Latest revision as of 21:56, 9 March 2023

UMP for Free Modules

Let \(R\) be a ring, \(M\) a free \(R\)-module with basis \(B\), \(N\) an \(R\)-module, \(j:B\to N\) a function. Then there exists a unique \(R\)-module homomorphism \(h:M\to N\) such that \(h(b)=j(b)\ \forall b\in B\).

Proof

As \(m=\sum_{i=1}^n r_ib_i,\ b_i\in B\) unique, imples \(h(m):=\sum_{i=1}^n r_ij(b_i)\) is well defined

We have two things to prove: existence and uniqueness.

Existence: By Lemma 1.59, any \(0 \ne m ∈ M\) can be written uniquely as \(m = r_1b_1 + \cdots + r_nb_n\) with \(b_i\in B \) distinct and \(0 \ne r_i \in R\). Define \(h: M \to N\) by \( \begin{cases} h(r_1b_1 + \cdots + r_nb_n) = r_1j(b_1) + · · · + r_nj(b_n) & \text{if} r_1b_1 + · · · + r_nb_n \ne 0 \\ h(0_M) = 0_N \end{cases} \)

One can check that this satisfies the conditions to be an R-module homomorphism (exercise!).

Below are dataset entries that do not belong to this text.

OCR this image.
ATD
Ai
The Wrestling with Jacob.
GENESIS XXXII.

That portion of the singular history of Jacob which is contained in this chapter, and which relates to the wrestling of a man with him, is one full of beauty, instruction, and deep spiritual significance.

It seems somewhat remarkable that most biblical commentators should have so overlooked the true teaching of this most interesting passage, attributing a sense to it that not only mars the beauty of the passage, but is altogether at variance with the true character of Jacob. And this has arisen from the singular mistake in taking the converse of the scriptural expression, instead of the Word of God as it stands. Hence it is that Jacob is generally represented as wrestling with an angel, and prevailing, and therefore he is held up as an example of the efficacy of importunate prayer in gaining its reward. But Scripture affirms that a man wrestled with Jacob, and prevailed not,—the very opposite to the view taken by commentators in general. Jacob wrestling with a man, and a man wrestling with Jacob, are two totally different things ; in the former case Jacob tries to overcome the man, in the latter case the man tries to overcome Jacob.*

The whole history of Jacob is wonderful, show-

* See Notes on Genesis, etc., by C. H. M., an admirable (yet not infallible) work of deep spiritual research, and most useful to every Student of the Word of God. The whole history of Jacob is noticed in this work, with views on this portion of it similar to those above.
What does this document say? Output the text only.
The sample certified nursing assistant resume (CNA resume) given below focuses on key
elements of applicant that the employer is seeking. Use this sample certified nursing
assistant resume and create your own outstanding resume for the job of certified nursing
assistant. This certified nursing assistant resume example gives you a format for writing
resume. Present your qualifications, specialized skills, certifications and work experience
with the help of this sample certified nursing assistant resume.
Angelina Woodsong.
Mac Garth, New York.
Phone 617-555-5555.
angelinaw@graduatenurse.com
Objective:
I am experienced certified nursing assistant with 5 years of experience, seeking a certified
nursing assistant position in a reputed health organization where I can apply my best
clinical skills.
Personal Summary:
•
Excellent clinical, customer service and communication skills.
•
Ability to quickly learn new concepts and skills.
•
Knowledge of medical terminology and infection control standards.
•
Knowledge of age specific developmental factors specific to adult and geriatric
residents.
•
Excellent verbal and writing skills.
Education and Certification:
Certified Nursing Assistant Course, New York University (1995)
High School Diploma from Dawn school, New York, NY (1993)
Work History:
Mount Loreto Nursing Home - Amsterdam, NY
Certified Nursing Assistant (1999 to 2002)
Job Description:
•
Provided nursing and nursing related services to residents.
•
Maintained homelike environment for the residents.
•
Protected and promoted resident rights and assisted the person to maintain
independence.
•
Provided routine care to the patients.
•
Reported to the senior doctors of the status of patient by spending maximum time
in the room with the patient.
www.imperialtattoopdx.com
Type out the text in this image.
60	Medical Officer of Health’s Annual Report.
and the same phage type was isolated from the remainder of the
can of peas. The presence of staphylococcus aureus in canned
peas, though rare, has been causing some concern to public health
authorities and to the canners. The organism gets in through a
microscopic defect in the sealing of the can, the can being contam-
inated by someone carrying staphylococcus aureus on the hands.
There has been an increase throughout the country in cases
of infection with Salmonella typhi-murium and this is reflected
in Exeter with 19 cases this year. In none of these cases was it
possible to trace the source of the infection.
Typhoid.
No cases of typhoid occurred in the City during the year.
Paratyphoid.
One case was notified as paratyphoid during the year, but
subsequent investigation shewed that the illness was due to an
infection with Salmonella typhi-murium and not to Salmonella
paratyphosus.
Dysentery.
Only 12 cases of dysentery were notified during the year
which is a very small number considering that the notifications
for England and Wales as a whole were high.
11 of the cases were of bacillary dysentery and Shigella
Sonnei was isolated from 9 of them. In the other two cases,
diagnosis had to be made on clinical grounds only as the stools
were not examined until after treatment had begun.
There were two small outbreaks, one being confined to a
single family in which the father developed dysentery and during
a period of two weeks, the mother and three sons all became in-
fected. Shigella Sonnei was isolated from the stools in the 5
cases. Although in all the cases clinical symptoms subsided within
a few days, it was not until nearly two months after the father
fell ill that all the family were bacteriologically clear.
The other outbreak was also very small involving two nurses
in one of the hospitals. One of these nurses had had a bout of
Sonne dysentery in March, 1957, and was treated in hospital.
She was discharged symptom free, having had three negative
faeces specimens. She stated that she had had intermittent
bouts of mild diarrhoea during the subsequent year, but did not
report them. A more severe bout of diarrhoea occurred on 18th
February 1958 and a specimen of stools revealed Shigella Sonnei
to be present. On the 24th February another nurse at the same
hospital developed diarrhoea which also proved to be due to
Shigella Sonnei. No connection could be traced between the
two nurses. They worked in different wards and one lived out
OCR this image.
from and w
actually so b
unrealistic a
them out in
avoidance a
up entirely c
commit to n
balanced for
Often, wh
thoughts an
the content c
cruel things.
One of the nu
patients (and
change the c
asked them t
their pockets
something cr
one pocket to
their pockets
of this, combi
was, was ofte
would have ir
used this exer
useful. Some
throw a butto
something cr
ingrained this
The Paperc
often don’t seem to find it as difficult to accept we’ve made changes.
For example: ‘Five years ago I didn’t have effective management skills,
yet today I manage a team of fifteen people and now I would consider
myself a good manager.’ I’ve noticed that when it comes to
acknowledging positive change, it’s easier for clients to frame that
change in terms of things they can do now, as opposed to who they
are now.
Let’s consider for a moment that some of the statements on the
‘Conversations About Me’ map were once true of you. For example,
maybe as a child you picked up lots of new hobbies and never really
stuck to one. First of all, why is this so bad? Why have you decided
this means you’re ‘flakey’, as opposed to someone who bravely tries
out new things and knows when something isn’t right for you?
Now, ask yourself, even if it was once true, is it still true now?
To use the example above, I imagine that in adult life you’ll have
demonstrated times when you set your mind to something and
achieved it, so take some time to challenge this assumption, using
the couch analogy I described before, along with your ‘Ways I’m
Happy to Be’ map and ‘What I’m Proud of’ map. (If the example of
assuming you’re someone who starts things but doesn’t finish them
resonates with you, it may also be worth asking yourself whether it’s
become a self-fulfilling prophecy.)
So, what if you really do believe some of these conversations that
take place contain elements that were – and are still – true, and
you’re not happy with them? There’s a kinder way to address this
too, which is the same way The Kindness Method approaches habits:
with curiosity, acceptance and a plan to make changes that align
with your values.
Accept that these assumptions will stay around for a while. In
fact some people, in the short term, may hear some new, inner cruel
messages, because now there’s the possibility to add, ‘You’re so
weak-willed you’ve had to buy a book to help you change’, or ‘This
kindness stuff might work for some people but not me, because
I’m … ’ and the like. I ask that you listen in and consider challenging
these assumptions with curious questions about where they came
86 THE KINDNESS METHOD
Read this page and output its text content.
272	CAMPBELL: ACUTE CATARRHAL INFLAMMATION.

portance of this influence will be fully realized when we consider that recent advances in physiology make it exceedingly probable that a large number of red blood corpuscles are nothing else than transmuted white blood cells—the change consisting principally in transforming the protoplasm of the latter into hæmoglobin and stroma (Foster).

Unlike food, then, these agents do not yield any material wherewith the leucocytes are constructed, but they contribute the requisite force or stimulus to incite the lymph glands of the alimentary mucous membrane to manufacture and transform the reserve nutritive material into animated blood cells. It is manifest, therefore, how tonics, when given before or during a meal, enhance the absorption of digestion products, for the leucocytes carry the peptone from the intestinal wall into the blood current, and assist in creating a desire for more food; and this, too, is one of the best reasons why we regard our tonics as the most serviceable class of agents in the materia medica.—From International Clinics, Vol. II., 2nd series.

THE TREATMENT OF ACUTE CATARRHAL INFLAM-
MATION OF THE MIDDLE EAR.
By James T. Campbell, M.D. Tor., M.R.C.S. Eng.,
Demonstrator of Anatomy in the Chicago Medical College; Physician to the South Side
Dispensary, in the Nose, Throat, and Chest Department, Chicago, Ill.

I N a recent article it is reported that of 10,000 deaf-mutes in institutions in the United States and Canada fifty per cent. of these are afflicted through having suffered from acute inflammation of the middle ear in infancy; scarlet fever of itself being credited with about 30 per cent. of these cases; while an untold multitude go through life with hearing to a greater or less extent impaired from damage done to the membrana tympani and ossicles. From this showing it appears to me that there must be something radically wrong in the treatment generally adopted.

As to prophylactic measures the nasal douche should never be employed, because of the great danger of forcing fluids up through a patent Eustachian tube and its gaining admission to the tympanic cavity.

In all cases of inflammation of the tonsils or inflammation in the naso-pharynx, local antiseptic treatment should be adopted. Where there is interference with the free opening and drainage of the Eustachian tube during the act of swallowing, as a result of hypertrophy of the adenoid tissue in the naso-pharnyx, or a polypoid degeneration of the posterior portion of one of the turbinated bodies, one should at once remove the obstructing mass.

Uniqueness: Let \(h : M → N\) be an \(R\)-module homomorphism such that \(h(b_i) = j(b_i)\). Then in particular \(h: (M, +) → (N, +)\) is a group homomorphism and therefore \(h(0_M) = 0_N\) by properties of group homomorphisms. Furthermore, if \(m = r_1b_1 + · · · + r_nb_n \) then \( h(m) = h(r_1b_1 + · · · + r_nb_n) = r_1h(b_1) + · · · + r_nh(b_n) = r_1j(b_1) + · · · + r_nj(b_n) \) by the definition of homomorphism, and because \(h(b_i) = j(b_i)\).